Speaking to the Mirror, Mr Ceferin said: “When you see high politicians, prime ministers, when you see presidents of republics who are racists, who were sexist, who were homophobes, you see that something is wrong.
“Because if you see an idiot from the streets shouting you say, 'okay, put him in prison' and that's it.
“But when politicians start speaking, they are not punished. And we have that in Europe more and more.”
In October, Mr Johnson told UEFA to get tough on racism after monkey chants were directed at England's footballers during a European Championship qualifier in Bulgaria.
Yet, during an election TV debate, he refused to apologise for describing Muslim women wearing the veil as looking like letterboxes and bank robbers.
Instead, he denied that newspaper column had been offensive – claiming it could only be “made to seem offensive” if taken out of context – and said: “I defend my right to speak out.”
The prime minister faced a hostile audience over his past newspaper columns, with the accusation that he had “personally contributed” to rampant racism in Britain.

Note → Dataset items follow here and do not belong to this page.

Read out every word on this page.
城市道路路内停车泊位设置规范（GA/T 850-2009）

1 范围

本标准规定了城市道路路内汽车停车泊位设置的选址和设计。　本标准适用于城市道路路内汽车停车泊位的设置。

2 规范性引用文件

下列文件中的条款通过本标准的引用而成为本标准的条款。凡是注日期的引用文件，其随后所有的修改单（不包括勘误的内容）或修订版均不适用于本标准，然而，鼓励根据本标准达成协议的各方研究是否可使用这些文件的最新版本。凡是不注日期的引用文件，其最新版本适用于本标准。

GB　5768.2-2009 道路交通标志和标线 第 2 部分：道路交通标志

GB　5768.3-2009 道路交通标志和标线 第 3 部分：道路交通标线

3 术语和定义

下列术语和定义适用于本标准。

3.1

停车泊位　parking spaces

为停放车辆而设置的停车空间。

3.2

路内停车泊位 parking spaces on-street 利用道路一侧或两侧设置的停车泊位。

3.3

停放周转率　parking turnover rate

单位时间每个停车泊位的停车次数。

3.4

During the special BBC Question Time, he was also reminded of his descriptions of black people as “tribal warriors with watermelon smiles” and “flagwaving piccaninnies”.
Mr Johnson has been dogged by the articles he wrote as a journalist, including the recent revelation that he wrote that seeing “a bunch of black kids” scared him.

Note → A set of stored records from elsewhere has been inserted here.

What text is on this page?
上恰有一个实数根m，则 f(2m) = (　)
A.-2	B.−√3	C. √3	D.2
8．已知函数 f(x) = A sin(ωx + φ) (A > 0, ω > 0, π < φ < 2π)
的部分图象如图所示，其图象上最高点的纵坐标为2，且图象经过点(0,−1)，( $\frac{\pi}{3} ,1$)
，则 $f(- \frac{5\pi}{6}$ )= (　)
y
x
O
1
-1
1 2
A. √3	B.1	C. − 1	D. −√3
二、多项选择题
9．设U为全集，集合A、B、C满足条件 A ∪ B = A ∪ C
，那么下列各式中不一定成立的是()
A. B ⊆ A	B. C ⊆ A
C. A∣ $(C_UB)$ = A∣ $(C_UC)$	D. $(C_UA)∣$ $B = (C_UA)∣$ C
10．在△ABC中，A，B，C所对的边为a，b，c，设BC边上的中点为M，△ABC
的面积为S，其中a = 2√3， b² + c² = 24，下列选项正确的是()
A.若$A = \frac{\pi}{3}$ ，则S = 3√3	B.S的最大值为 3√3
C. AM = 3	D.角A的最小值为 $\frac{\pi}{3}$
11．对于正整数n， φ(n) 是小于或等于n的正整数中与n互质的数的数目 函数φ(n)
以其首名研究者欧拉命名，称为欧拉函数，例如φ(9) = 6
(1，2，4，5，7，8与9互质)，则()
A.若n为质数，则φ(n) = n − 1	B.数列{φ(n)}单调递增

There was loud applause when the prime minister was accused of contributing to the problem of “racist rhetoric” being “rife in this country”.
Mr Ceferin was interviewed to the backdrop of the anger of footballers and fans, who have accused it of failing black players by not punishing clubs and countries with racially-abusive fans.
Black players have started walking off the pitch in protest at the officials' inability to protect them.
Mr Ceferin has promised to make UEFA more accountable, and its 10-man, all-white disciplinary committee more diverse, to better stand up for footballers enduring racist abuse.
“Everything is ready, so we can put in additional members of the disciplinary committee, as now it's a fixed number,” he said.
“It will happen in March. The statutes will be changed. Then, a week later, we can do it.”